G-quadruplex-forming motifs in all Laveranian genomes are associated with var genes
In the P. falciparum genome, a search for putative quadruplex-forming sequences (PQSs) using QGRS Mapper was published in 2016, finding 80 PQSs, of which 35 were var-associated [21]. We repeated the search for PQSs in all members of the Laveranian subgenus, including P. falciparum, using two PQS prediction tools, QGRS Mapper and G4 Hunter (Fig. 2a). For QGRS Mapper, we used the same parameters as the previous publication (regex: , max length: 45, min G-group: 3, loop size: 0-11). Thus, only ‘canonical’ sequences were identified, with a moderately relaxed loop size of up to 11 nucleotides. For G4 Hunter, we used the following parameters: threshold: 1.7, window size: 25, csv data: grouped. This is considered a stringent threshold, at which the ‘precision’ of G4 Hunter (i.e. the proportion of genuine G4-forming sequences that are designated as such) should be similar to that of QGRS Mapper; the false positive rate is extremely low and the false negative rate is accordingly high (~50% of 392 experimentally-confirmed G4-forming sequences were identified at this threshold) [25].
Consistent with the methodology of the 2016 study, we then sought PQSs that were either inside a var coding sequence or within 2 kb upstream or downstream of a var gene (and with no other nearer gene): these were defined as var-gene-associated PQSs. PQSs found in telomere repeats (GGGTT(C/T)A), which comprise the majority of PQSs in any Plasmodium genome, were treated separately and never considered var-associated.
Despite having similar genome sizes and similar G/C contents (Additional file 1: Table S1), the numbers of PQSs in the Laveranian genomes varied widely: 60±32 with QGRS Mapper and 138±91 with G4 Hunter (Fig. 2a, Additional file 2: Table S2). Importantly, this was not simply due to differences in how extensively telomere repeats had been assembled in the different genomes, because these repeats were excluded. On average, the Clade B Laverania had more PQSs than the Clade A species (Welch’s t-test, two-tailed, QGRS Mapper: t-stat=6.03, p=0.0025; G4 Hunter: t-stat=2.63, p=0.047). Members of the subgenus differed in their proportions of var-associated PQSs (QGRS Mapper: 23±11.2%, G4 Hunter: 43±14.9%) (Fig. 2b), but these differences did not seem to map onto any particular evolutionary pattern. The differences could not be accounted for by differential G/C content within the var families, as this was similar throughout the subgenus (Additional file 1: Table S1).
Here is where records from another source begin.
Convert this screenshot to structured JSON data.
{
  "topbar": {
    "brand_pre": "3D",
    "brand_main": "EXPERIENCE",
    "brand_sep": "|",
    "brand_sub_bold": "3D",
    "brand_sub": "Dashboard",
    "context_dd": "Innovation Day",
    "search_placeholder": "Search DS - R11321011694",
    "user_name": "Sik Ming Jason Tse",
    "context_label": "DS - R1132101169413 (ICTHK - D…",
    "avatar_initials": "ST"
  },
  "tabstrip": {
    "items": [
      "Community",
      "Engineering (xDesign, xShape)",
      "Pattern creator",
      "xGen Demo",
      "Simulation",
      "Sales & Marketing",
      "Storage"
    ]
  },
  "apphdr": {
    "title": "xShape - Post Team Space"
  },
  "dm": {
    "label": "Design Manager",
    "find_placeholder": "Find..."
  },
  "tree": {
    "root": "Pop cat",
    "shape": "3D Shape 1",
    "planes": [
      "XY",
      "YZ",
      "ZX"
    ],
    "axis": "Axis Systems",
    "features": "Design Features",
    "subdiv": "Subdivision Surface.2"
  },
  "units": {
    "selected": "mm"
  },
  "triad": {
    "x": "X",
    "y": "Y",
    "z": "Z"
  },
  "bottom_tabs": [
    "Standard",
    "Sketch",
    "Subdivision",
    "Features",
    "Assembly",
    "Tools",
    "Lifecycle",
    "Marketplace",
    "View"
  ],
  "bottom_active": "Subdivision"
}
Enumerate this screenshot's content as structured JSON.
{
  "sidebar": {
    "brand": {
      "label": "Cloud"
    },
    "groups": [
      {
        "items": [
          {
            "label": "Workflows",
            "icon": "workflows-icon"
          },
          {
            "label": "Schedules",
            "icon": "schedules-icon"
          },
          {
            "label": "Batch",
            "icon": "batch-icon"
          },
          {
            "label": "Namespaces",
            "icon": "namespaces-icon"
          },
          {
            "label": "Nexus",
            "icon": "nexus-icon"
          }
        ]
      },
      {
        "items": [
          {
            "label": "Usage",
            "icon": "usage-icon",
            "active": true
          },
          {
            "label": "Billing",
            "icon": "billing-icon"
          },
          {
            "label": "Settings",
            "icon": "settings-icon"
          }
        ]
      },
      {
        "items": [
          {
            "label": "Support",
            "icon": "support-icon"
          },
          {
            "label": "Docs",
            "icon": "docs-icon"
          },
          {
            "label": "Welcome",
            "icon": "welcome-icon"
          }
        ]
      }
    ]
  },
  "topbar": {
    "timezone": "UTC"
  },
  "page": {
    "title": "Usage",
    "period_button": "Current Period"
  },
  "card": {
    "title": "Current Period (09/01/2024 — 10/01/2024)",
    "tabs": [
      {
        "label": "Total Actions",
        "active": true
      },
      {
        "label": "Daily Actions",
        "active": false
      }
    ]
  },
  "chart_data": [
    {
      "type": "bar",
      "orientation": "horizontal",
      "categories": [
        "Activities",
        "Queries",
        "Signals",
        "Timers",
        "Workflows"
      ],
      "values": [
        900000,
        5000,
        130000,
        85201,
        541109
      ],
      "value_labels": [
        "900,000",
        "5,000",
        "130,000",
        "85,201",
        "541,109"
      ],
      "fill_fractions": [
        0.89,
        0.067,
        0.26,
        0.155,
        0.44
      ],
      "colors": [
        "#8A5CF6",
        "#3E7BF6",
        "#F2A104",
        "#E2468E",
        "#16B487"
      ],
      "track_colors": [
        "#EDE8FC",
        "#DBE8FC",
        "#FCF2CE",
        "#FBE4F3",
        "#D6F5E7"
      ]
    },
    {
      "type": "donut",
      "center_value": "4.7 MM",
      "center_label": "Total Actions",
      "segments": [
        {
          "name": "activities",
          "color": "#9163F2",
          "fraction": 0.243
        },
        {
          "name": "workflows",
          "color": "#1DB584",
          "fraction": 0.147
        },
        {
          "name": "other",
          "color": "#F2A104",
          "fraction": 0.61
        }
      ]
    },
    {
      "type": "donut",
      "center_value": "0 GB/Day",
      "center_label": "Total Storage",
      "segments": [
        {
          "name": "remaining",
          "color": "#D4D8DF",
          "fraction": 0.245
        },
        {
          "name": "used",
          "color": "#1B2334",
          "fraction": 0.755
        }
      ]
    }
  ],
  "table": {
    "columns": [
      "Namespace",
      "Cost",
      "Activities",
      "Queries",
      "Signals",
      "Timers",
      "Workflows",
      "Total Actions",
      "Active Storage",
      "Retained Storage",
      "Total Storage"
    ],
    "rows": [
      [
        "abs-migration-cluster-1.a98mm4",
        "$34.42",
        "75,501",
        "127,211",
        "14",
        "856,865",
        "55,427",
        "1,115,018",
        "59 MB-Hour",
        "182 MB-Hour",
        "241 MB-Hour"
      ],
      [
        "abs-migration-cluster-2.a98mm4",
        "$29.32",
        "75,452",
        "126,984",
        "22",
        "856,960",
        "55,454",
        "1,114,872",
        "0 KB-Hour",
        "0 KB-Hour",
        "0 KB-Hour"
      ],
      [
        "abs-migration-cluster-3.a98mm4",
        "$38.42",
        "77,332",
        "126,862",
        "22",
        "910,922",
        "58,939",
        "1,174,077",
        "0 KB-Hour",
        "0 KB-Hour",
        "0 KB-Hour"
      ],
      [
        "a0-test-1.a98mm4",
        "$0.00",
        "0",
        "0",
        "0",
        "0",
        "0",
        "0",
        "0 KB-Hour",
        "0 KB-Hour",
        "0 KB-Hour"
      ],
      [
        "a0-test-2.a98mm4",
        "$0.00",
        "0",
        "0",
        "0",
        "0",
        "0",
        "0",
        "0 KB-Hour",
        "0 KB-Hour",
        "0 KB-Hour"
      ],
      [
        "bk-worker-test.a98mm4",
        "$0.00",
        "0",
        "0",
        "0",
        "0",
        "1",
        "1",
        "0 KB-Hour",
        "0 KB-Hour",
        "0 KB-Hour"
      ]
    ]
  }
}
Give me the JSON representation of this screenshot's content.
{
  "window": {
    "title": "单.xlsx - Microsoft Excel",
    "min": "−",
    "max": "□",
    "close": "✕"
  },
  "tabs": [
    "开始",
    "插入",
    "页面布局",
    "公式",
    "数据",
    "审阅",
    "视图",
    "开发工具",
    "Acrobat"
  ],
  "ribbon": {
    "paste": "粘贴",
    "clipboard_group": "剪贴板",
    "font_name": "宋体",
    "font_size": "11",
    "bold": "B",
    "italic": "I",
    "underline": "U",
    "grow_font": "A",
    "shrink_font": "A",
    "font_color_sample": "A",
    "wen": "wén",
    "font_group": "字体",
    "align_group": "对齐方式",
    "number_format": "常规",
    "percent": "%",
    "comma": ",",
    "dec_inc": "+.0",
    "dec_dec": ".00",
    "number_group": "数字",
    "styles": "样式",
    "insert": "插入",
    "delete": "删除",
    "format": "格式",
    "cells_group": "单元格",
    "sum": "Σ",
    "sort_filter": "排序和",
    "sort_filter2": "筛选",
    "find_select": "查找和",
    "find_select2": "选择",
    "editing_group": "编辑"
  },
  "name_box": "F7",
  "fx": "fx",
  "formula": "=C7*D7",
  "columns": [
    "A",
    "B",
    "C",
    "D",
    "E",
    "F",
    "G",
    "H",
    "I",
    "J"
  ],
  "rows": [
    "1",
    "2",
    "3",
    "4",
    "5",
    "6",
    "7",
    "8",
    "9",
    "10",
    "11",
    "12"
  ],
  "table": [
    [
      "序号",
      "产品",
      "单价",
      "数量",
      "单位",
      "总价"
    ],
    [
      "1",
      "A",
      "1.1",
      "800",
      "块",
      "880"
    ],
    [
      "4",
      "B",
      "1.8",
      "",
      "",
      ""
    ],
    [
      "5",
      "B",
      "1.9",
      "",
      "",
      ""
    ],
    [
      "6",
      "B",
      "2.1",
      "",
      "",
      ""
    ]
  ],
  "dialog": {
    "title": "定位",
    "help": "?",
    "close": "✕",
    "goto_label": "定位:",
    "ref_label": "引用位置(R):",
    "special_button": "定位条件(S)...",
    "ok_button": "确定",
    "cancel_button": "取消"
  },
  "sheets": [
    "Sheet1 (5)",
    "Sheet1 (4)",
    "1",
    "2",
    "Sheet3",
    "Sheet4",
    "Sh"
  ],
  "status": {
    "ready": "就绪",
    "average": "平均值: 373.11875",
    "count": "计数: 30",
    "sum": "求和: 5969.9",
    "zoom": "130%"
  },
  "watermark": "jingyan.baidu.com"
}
Despite the differences, however, all Laveranian species demonstrated a significant co-distribution of PQSs and var genes, compared to the expected distribution in a simulated genome in which var genes and PQSs occur at random (Additional file 3: Table S3). Indeed, in P. falciparum the QGRS Mapper algorithm found PQSs associated with 43% of var genes and the G4 Hunter algorithm (which tends to find more PQSs than QGRS Mapper) found PQSs in 70% of all var genes – even when very stringently applied. This percentage would rise markedly if less stringent thresholds were applied so the great majority of var genes might reasonably be predicted to encode putative G4(s).
Overall, this confirms that the co-distribution of PQSs with var genes, previously reported only in two closely related Laveranian species separated by ~0.19 million years, P. falciparum and P. reichenowi [21], is actually conserved across all available Laveranian genomes, spanning at least 1 million years of evolutionary time [5]. Furthermore, in P. falciparum it was clear that many more PQSs were maintained in real var genes than in pseudogenes (Additional file 2: Table S2), adding further weight to the hypothesis that PQSs are positively selected in functional var genes.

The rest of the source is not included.